Dieven en bokkenrijders!
Pieter Ecrevisse, de grote boosdoener
Een aantal bijzondere handelsgewoonten van de teuten werden in de 19de eeuw door “toeristen”, journalisten of gelegenheidsschrijvers verkeerd begrepen. Op deze manier ontstond de mythe van de
zigeunerafkomst van de teuten. De volgende stap naar misdadig gedrag van de teuten was snel gezet.

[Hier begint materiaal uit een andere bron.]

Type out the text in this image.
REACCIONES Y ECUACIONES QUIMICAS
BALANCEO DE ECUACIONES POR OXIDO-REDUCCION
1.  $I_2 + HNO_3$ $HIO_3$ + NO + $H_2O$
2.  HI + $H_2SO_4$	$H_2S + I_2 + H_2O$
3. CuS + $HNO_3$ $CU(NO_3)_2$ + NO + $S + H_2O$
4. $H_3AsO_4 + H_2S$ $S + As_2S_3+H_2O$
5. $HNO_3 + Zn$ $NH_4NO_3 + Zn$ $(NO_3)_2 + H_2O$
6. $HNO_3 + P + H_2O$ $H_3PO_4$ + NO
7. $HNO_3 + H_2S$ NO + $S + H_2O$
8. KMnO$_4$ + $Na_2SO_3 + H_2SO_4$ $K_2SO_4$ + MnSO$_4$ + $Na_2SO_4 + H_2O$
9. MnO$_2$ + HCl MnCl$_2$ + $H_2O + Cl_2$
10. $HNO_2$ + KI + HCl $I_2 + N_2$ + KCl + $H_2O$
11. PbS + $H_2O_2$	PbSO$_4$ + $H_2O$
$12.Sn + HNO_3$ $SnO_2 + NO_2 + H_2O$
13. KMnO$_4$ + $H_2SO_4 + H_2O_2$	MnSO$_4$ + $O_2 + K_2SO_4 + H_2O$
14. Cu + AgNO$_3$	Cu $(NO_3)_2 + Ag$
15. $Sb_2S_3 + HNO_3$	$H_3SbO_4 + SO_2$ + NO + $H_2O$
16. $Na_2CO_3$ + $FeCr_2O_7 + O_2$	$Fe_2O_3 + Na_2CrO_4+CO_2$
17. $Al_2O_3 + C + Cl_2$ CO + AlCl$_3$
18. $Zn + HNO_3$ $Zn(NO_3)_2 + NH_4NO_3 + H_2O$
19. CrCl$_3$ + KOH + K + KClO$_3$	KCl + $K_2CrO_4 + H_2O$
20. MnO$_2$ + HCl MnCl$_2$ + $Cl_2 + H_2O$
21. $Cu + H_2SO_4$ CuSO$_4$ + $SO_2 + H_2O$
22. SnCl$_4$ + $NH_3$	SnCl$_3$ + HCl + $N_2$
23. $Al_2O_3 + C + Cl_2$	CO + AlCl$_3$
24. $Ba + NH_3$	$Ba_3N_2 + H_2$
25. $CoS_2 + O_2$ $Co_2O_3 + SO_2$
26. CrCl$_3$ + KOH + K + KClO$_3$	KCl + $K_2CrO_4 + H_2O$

Het feit dat de teuten op het eerste zicht een vrij afgezonderde sociale groep vormden, maakte hen voor oningewijde verdacht.
Niets is minder waar.
In 1842 schreef de uit Nederlands-Limburg afkomstig vrederechter Ecrevisse een hoog romantisch boekje onde de titel “De Teuten”. Wie de moeite doet om dit boekje te lezen herkent er onmiddellijk een bokkenrijdersverhaal in. Drossaard Clercx uit Overpelt speelt de strenger doch rechtvaardige onderzoeksrechter.
De Teuten worden uiteindelijk allemaal voor het gerecht gedaagd en veroordeeld. Waarom Ecrevisse de teuten zo zwart afschilderde is nog steeds onopgehelderd. Als Limburger moet hij zeker op de hoogte zijn geweest van de ware aard van de teuten. Rond 1900 dacht men zelfs dat Ecrevisse uit wraak de Teuten als bokkenrijders afschilderde omdat hij niet benoemd was tot vrederechter van Achel.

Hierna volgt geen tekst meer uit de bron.